Last year saw 5,599 marriages between citizen grooms and non-resident brides - a 40 per cent jump from the 3,988 in 2002.
That accounted for 20 per cent of all marriages last year, up from 17.2 per cent in 2002, according to data released by the National Population and Talent Division in September this year.
More than 50,000 Singaporeans have married non-resident brides - those who are not citizens or permanent residents - in the past decade. More than 95 per cent of foreign wives are from Asian countries.
Although the report did not specify their countries of origin, social workers who help foreign wives say many of the women, usually in their 20s and 30s, hail from China, Indonesia, India, the Philippines, Thailand and Vietnam.
Their ranks have swelled as more foreign women have been seeking out Singaporean husbands through compatriots already married to Singapore men, said Elizabeth Tan, senior executive officer of the Archdiocesan Commission for the Pastoral Care of Migrants and Itinerant People (ACMI), a Catholic group that helps foreigners here.
Sociologist Paulin Straughan said the grooms, often in their 40s or older, and some into their second marriages, tend to be lower-educated men who find it hard to attract a local wife.
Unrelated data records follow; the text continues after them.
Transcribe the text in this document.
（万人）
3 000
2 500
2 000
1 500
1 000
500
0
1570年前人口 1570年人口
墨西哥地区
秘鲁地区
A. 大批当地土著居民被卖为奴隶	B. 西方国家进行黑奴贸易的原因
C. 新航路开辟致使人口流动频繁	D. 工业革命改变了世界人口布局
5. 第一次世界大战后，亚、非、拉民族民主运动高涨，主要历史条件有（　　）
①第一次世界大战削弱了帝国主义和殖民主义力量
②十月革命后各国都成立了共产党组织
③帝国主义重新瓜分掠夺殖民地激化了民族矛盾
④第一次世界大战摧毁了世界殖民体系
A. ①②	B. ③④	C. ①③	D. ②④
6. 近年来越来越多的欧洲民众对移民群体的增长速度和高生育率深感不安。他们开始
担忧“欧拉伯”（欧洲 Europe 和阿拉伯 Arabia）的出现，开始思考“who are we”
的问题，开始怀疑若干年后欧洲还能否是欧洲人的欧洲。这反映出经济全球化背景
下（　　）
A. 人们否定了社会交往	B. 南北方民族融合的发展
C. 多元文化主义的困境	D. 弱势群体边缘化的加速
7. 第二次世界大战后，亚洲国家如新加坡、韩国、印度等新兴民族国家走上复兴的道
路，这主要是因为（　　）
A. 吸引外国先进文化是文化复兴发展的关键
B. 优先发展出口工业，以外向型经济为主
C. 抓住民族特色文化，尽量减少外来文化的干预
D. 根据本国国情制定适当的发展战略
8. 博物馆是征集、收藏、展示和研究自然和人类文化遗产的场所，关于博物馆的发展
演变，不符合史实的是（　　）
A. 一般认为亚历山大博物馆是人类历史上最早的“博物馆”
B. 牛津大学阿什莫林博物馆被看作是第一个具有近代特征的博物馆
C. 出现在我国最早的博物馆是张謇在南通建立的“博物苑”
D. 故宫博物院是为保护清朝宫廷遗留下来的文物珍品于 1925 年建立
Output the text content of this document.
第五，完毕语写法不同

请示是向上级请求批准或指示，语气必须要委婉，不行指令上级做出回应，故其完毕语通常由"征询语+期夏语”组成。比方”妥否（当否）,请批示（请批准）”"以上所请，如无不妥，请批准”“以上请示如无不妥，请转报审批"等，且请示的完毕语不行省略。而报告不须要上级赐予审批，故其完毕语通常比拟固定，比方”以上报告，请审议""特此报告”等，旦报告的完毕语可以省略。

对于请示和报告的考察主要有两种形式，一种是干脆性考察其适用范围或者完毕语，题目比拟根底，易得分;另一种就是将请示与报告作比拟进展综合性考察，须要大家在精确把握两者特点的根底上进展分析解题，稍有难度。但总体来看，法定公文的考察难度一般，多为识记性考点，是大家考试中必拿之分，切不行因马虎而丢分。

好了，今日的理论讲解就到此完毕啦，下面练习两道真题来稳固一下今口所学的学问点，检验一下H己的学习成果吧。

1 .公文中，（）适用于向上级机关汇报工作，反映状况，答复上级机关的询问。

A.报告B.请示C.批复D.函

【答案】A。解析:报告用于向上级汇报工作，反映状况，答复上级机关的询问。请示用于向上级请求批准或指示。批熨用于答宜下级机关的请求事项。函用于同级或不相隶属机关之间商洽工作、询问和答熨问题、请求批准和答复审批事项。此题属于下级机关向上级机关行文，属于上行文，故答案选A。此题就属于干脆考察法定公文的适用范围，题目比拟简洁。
They choose foreign women who they feel make fewer demands of their husbands.
In a paper on Vietnamese brides published last week in the journal Third World Quarterly, Professor Brenda Yeoh of the National University of Singapore geography department and a team of researchers wrote: "Working-class Singaporean men are increasingly seeking foreign brides as a more affordable way of securing various forms of care work, including household chores, caring for elderly parents, physical and emotional companionship, as well as reproducing and caring for the next generation."
Her team did in-depth interviews with 27 Vietnamese matched to Singaporeans by commercial matchmakers to find out about their lives and the problems they faced. The women were mostly in their 20s and early 30s, with the youngest just 18. Most had at least a lower secondary education.
Their husbands were mostly in their 30s to 50s, and the oldest was in his 70s. Most lived in smaller HDB flats.
Social workers are dealing with some of these couples, who run into multiple problems.
Some of the men earn too little from blue-collared jobs to support their families or are too old to land a job. And their wives cannot work unless they have a work permit or a long-term visit pass plus.
Kampong Kapor Family Service Centre (FSC) counsellor Linda Lim cited the case of a part-time security guard struggling to support a family of four on his pay of $600 a month.
The 70-year-old was a divorcee when he married a divorced woman from China now in her 40s, and they have a seven-year-old son. The woman has a teenage son from her first marriage and her long-term visit pass (LTVP) does not allow her to work.
Money problems aside, the women also worry about their right to remain in Singapore.
Many hold an LTVP usually valid for between three months and a year. Some are given only a social visit pass, valid for even shorter periods, and they have to shuttle in and out of Singapore - often with their young children in tow - when their passes expire, said Jessica Chan, executive director of Kampong Kapor FSC.
As a result, some families find it hard to stay together, and their young children may skip pre-school due to this shuttling, she said.
Covenant FSC assistant director Cindy Ng said: "Their children start off life more disadvantaged. Some cannot speak English or read when they start school as their mothers are not proficient in the language and cannot help them with their studies."
And for many of these women, getting permanent residence is an uphill task, social workers note.
In February this year, Minister in the Prime Minister's Office Grace Fu revealed in Parliament that about half of the applications - or an average of 4,400 a year - for permanent residence by foreign spouses of Singaporeans in the past five years were rejected. About nine in 10 of those rejected were wives.
But the government also introduced a new pass, the long-term visit pass plus (LTVP+), in April last year to enable foreign spouses to stay for longer periods, for three years initially, and up to five years upon each subsequent renewal. Those with this pass can also work and enjoy some health-care subsidies.
At the end of last year, 11,736 foreigners married to Singaporean citizens were on long-term visit passes, including the LTVP+. Most of these spouses were women, an Immigration and Checkpoints Authority spokesman said.
Some of the foreign women are also living with abusive husbands, who use their fists to control their wives, who are totally dependent on them, social workers said.
About 10 per cent of all personal protection orders filed over the past three years were by foreign wives against their violent husbands, an increase from about 2 per cent to 3 per cent in the five preceding years.
For some unfortunate women, problems snowball when their husbands fall ill or die.
They lose their sole breadwinner and may find it hard to remain here with their children without their husbands to sponsor their passes.
Noting that many of these women are seen as no more than "temporary visitors" when it comes to their immigration status here, Yeoh argued that the government must ensure that the State, civil society groups and families work together to strengthen the safety nets for these foreign brides.